Krass: Soviel kostet ein Reifenwechsel beim McLaren F1
Reifenwechsel zum Preis eines Neuwagens
Bild: AUTO BILD Montage
Einen Supersportwagen in der Garage, davon träumt wohl so mancher Lottogewinner. Na klar, ein Ferrari oder ein ähnliches Gefährt ist dann wahrscheinlich schon drin, aber man sollte auch die Folgekosten bedenken, sonst rinnen einem die gewonnen Euro schneller durch die Hände, als einem lieb sein kann. Und dabei reden wir hier nicht von dem ständigen Tanken, sondern von immer wieder fälligen Serviceleistungen.
Wer etwa das Glück hatte, einen der nur 75-mal gebauten Straßenversionen des McLaren F1 zu ergattern, und dafür sind schon mal locker zweistellige Millionen-Beträge fällig, wird beim ersten Werkstattbesuch mächtig staunen.

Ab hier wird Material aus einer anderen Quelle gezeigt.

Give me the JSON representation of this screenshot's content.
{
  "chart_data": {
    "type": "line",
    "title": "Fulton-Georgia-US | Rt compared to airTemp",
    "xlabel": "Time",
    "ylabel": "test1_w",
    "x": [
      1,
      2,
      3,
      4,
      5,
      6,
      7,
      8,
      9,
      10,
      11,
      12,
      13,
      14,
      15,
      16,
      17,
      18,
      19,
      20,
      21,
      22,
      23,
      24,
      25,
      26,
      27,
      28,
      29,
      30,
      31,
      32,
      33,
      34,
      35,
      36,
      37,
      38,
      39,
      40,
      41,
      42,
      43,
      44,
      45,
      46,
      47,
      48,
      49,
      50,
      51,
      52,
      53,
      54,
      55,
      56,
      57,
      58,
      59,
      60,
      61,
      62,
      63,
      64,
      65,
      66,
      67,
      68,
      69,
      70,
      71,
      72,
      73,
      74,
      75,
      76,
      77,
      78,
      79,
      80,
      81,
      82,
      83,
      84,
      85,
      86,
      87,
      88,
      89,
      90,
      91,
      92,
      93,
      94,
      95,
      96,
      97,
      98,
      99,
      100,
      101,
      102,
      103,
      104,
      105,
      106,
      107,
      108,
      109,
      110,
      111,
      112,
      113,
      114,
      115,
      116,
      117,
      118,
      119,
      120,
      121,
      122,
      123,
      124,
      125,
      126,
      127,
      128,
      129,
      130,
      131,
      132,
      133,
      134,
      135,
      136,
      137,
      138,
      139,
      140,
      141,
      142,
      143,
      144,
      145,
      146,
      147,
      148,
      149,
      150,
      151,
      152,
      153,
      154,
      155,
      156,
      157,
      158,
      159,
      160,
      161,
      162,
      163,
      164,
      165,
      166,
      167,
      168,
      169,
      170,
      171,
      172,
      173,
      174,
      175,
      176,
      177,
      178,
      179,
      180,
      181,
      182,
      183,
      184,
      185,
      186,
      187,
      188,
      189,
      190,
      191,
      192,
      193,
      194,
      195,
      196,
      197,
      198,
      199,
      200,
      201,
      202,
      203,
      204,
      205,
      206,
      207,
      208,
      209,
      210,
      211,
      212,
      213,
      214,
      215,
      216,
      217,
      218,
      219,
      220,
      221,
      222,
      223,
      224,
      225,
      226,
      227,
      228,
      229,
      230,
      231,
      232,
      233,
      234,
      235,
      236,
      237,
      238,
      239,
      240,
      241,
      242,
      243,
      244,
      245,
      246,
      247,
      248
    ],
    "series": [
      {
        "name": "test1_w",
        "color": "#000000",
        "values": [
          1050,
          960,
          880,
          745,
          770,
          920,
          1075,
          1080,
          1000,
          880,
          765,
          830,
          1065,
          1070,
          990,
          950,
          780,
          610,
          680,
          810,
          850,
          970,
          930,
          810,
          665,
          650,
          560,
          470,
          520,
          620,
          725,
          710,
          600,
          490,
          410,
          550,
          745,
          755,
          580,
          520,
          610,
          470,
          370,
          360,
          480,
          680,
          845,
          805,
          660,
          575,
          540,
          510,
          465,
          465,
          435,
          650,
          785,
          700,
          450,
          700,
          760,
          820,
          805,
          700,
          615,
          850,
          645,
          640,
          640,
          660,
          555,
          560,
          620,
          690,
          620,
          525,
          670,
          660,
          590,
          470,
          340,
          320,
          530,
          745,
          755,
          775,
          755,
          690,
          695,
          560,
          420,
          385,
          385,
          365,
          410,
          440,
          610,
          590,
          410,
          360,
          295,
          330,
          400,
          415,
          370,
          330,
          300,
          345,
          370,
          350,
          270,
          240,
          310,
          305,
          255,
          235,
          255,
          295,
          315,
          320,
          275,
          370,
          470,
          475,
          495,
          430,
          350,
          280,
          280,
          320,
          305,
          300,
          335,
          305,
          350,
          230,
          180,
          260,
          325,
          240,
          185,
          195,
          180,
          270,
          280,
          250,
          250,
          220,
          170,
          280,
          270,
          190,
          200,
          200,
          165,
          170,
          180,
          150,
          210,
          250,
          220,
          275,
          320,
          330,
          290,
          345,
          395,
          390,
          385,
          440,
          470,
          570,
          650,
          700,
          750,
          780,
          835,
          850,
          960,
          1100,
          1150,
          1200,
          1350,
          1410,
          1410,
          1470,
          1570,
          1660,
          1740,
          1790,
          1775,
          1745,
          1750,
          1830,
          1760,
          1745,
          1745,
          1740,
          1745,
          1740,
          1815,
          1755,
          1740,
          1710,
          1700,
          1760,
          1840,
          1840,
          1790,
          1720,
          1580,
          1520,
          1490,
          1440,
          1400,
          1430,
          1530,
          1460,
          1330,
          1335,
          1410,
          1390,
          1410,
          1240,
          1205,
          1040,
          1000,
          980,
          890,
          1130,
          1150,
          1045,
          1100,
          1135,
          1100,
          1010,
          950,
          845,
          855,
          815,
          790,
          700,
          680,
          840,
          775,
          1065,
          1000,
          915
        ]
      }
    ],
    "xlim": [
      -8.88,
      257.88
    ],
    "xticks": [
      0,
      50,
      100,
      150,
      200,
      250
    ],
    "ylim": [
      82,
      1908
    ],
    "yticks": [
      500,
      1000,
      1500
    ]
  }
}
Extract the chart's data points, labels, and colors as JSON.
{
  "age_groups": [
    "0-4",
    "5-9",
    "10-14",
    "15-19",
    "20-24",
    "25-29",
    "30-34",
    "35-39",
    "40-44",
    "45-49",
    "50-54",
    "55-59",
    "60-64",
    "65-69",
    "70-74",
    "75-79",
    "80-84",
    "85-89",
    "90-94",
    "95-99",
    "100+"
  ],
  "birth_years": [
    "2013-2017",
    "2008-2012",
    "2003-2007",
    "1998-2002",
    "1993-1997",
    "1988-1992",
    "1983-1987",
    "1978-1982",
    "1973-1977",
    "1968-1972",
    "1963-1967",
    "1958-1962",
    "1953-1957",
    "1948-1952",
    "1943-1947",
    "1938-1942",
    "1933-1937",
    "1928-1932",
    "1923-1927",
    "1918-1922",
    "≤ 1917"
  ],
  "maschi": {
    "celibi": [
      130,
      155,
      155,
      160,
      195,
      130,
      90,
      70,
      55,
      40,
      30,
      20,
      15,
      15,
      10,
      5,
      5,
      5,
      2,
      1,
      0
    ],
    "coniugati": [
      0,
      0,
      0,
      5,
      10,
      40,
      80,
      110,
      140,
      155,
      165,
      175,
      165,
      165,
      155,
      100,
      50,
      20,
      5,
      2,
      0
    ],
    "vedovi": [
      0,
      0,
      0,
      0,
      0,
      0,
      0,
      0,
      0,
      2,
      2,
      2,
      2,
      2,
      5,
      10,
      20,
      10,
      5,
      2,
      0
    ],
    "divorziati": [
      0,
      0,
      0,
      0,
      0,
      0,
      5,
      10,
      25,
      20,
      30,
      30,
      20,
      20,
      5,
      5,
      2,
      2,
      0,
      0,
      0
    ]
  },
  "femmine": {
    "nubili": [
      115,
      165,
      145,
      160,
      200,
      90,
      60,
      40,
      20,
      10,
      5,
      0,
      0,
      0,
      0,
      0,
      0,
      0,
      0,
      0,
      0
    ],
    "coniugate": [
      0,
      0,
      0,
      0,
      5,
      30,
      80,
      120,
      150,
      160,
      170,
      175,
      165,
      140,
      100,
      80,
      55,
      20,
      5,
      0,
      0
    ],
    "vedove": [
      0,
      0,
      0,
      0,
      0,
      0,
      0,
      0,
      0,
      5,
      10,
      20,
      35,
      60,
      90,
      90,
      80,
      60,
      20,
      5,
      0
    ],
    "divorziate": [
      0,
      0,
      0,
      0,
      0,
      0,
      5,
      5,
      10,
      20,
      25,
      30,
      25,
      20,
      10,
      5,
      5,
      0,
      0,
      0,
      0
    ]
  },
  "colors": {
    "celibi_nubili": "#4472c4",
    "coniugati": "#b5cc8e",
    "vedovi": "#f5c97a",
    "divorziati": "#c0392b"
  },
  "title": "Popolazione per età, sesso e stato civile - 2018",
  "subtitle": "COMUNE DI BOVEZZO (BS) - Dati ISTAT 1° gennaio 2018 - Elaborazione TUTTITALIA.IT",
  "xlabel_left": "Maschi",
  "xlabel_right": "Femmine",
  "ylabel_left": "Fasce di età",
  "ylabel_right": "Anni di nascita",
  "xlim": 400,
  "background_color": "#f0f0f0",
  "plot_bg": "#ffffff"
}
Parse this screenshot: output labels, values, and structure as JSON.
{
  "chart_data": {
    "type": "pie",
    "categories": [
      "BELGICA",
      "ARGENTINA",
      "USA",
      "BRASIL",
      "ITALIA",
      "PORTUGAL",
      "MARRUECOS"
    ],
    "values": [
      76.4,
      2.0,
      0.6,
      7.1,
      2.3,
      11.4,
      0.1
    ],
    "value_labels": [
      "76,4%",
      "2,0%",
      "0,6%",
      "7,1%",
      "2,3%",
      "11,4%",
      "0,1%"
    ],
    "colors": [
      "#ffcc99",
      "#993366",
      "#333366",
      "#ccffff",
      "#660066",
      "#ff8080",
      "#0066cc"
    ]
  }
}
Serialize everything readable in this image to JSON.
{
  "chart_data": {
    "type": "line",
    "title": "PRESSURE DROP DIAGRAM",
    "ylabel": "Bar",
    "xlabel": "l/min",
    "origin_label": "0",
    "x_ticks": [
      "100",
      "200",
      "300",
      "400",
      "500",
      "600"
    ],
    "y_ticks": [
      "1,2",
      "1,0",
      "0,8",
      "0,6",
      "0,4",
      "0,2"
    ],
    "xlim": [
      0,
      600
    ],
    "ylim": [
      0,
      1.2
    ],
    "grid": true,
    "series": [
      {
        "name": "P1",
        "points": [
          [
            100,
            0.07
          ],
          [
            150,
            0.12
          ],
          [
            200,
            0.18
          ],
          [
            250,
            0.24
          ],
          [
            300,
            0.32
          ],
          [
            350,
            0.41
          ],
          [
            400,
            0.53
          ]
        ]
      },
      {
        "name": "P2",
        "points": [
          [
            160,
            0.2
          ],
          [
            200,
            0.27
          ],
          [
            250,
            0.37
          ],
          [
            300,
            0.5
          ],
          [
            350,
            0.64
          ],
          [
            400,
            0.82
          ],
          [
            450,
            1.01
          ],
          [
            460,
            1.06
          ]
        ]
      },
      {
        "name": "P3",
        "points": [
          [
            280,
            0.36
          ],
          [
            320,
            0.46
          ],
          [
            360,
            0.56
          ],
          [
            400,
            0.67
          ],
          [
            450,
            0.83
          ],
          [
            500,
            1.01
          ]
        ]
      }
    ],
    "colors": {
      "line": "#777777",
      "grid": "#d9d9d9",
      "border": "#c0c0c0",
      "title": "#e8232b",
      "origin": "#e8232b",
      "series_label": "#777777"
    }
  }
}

Inspektion für 30.000 Euro
Allein ein Ölwechsel schlägt mit etwa 8000 Euro zu Buche. Wird der zusammen mit der jährlichen notwendigen Inspektion vorgenommen, sollen die Gesamtkosten so bei rund 30.000 Euro liegen.

Ein Reifenwechsel bei einem McLaren F1 kostet schnell so viel wie ein Neuwagen.
Bild: McLaren
Wer glaubt, dass sei teuer, denkt vielleicht noch in Golf-Regionen. Und sollte den Blick mal auf den normalerweise zweimal im Jahr fälligen einem Reifenwechsel richten. Dafür müssen nämlich rund 50.000 Euro auf den Tisch gelegt werden.
Neue Reifen erfordern neue Abstimmung
Ein Satz der Spezialreifen kostet allein schon 6000 Euro. Sind die einmal montiert, muss das gesamte Fahrwerk des McLaren F1 neu abgestimmt werden. Das soll laut McLaren notwendig sein, um Ungleichgewichte in der Luftverteilung der Reifen und das Alter des Materials auszugleichen. Nur so könne das Fahrzeug seine Leistung voll entfalten.
Dazu gehört dann auch noch eine umfangreiche Prüfung und Einstellung der kompletten Bremsanlage, die an die neue Bereifung angepasst werden muss. Alle diese Arbeiten schreibt der Hersteller auch dann vor, wenn nur ein Pneu, beispielsweise nach einer Panne, getauscht werden muss.
Nach dem Reifenwechsel auf die Rennstrecke
Ordentlich ins Geld geht die ganze Angelegenheit auch deshalb, weil es mit dem Werkstattbesuch allein längst nicht getan ist. Die Anforderungen des Herstellers an die Halter eines F1 sind ungleich höher. Nach der Montage soll nämlich mal eben eine Rennstrecke gemietet werden, auf der ein zertifizierter Fahrer des Unternehmens zusammen mit geschultem Personal dafür sorgt, dass das Auto mit den neuen Reifen auch so fährt, wie es soll. Auf Kosten des Halters natürlich.
Der Traum vom eigenen Supersportwagen kann so dann auch schnell zu einem Alptraum werden.